Ordinary crown seals are heaps better though IMO. Pity they are becoming hard to get in quantity. Even Coopers have twist tops now…

Bugger bottles. Work a few weekends. Stop being a tight-arse and get some kegs. ; )


----------



## dicko (7/5/14)

There is a difference according to this  pic.
It appears the seals are different thicknesses.
From memory Brewcraft :unsure: used to sell different caps but I just did a search and I couldn't see anything on there site.


----------



## pcmfisher (7/5/14)

When you first cap the screw top bottle it appears they are not very tight as you can twist them off easily.

You will find they are in fact sealed and once the beer is carbonated the pressure pushed up on the lid and makes it harder to screw off.


----------



## ASYLUM_SPIRIT (7/5/14)

pcmfisher said:


> When you first cap the screw top bottle it appears they are not very tight as you can twist them off easily.
> 
> You will find they are in fact sealed and once the beer is carbonated the pressure pushed up on the lid and makes it harder to screw off.

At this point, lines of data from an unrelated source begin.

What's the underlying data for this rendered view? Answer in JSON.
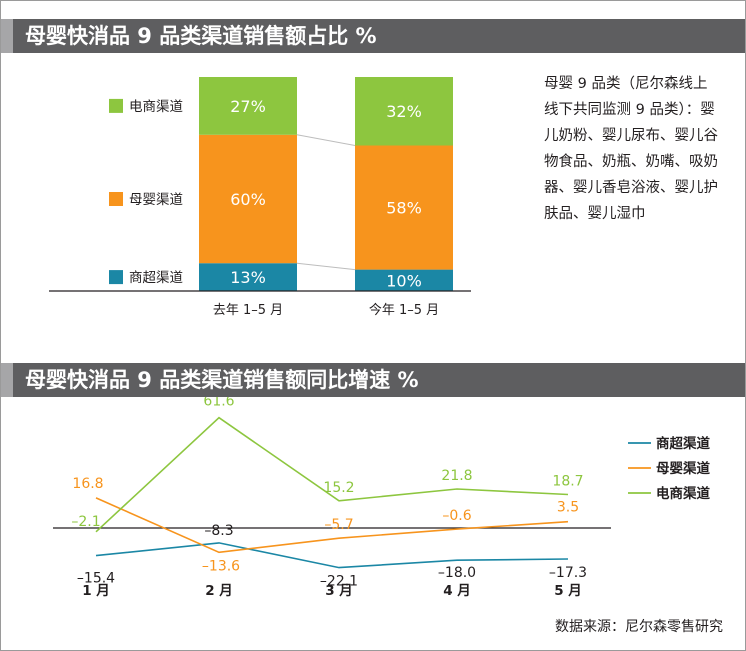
{
  "titles": {
    "share": "母婴快消品 9 品类渠道销售额占比 %",
    "growth": "母婴快消品 9 品类渠道销售额同比增速 %"
  },
  "note": "母婴 9 品类（尼尔森线上线下共同监测 9 品类）：婴儿奶粉、婴儿尿布、婴儿谷物食品、奶瓶、奶嘴、吸奶器、婴儿香皂浴液、婴儿护肤品、婴儿湿巾",
  "source": "数据来源：尼尔森零售研究",
  "colors": {
    "ecommerce": "#8dc63f",
    "maternal": "#f7941d",
    "supermarket": "#1b87a5"
  },
  "chart_data": [
    {
      "type": "bar",
      "stacked": true,
      "title": "母婴快消品 9 品类渠道销售额占比 %",
      "categories": [
        "去年 1–5 月",
        "今年 1–5 月"
      ],
      "series": [
        {
          "name": "商超渠道",
          "values": [
            13,
            10
          ],
          "labels": [
            "13%",
            "10%"
          ]
        },
        {
          "name": "母婴渠道",
          "values": [
            60,
            58
          ],
          "labels": [
            "60%",
            "58%"
          ]
        },
        {
          "name": "电商渠道",
          "values": [
            27,
            32
          ],
          "labels": [
            "27%",
            "32%"
          ]
        }
      ],
      "ylim": [
        0,
        100
      ],
      "legend": "left"
    },
    {
      "type": "line",
      "title": "母婴快消品 9 品类渠道销售额同比增速 %",
      "categories": [
        "1 月",
        "2 月",
        "3 月",
        "4 月",
        "5 月"
      ],
      "series": [
        {
          "name": "商超渠道",
          "values": [
            -15.4,
            -8.3,
            -22.1,
            -18.0,
            -17.3
          ],
          "labels": [
            "–15.4",
            "–8.3",
            "–22.1",
            "–18.0",
            "–17.3"
          ]
        },
        {
          "name": "母婴渠道",
          "values": [
            16.8,
            -13.6,
            -5.7,
            -0.6,
            3.5
          ],
          "labels": [
            "16.8",
            "–13.6",
            "–5.7",
            "–0.6",
            "3.5"
          ]
        },
        {
          "name": "电商渠道",
          "values": [
            -2.1,
            61.6,
            15.2,
            21.8,
            18.7
          ],
          "labels": [
            "–2.1",
            "61.6",
            "15.2",
            "21.8",
            "18.7"
          ]
        }
      ],
      "legend": "top-right"
    }
  ]
}
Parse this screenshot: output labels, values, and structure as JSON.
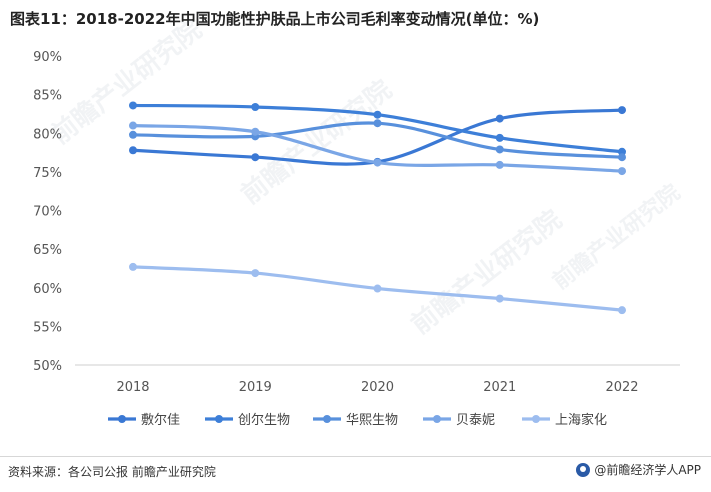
{
  "header": {
    "title": "图表11：2018-2022年中国功能性护肤品上市公司毛利率变动情况(单位：%)"
  },
  "footer": {
    "source": "资料来源：各公司公报 前瞻产业研究院",
    "brand": "@前瞻经济学人APP"
  },
  "watermark": {
    "text": "前瞻产业研究院"
  },
  "chart_data": {
    "type": "line",
    "title": "图表11：2018-2022年中国功能性护肤品上市公司毛利率变动情况(单位：%)",
    "categories": [
      "2018",
      "2019",
      "2020",
      "2021",
      "2022"
    ],
    "ylim": [
      50,
      90
    ],
    "yticks": [
      50,
      55,
      60,
      65,
      70,
      75,
      80,
      85,
      90
    ],
    "ytick_labels": [
      "50%",
      "55%",
      "60%",
      "65%",
      "70%",
      "75%",
      "80%",
      "85%",
      "90%"
    ],
    "grid": false,
    "legend": "bottom",
    "series": [
      {
        "name": "敷尔佳",
        "color": "#3a78d4",
        "values": [
          77.8,
          76.9,
          76.3,
          81.9,
          83.0
        ]
      },
      {
        "name": "创尔生物",
        "color": "#3d7fd8",
        "values": [
          83.6,
          83.4,
          82.4,
          79.4,
          77.6
        ]
      },
      {
        "name": "华熙生物",
        "color": "#5890dc",
        "values": [
          79.8,
          79.6,
          81.3,
          77.9,
          76.9
        ]
      },
      {
        "name": "贝泰妮",
        "color": "#7aa6e6",
        "values": [
          81.0,
          80.2,
          76.2,
          75.9,
          75.1
        ]
      },
      {
        "name": "上海家化",
        "color": "#9dbdef",
        "values": [
          62.7,
          61.9,
          59.9,
          58.6,
          57.1
        ]
      }
    ]
  }
}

Thanks, I did read this somewhere else. Comforting to hear it again. Cheers


----------



## ASYLUM_SPIRIT (7/5/14)

I was down the local LHBS and was looking at different crown seals. I picked up a packed on gold plain seals and a coloured version. The man came up to me a few people have had trouble with those gold ones.

Now I didn't buy my gold ones from there, but maybe there is a problem with one of the manufacture, or could just be a coincidence.

Lets see how if these coloured ones go on any better.


----------



## shaunous (7/5/14)

I use screw-top long necks and crown seal long necks, I don't change my way of putting them on, and im still actually going through caps my old man used when he brewed in the 80's and 90's, he had hundreds and hundreds in old beer kit cans. None of them have leaked, but I also have never tried to unscrew the cap, I just capped and onto the next one.


----------



## ballantynebrew (8/5/14)

get kegs you wont look back


----------



## JDW81 (8/5/14)

I've never seen different caps for crown seal vs screw caps. I don't use screw caps any more, but when I did I used the same caps for both bottle types with equal success.

I only got rid of my screw bottles as I had a heap and a mate needed some to kick off his brewing.

JD


----------



## warra48 (8/5/14)

I've now moved from there, but the local HB shop in Port Macquarie sell different crown seals for roll tops and screw tops.
The screw top seals seem to be a little thinner, and the capper deals with them more easily.

I also rotate all my bottles 180º when capping to ensure I get an even seal.

My experience is that crown seals will appear somewhat loose on the screwtop bottles when first capped, but they tighten as carbonation proceeds.


----------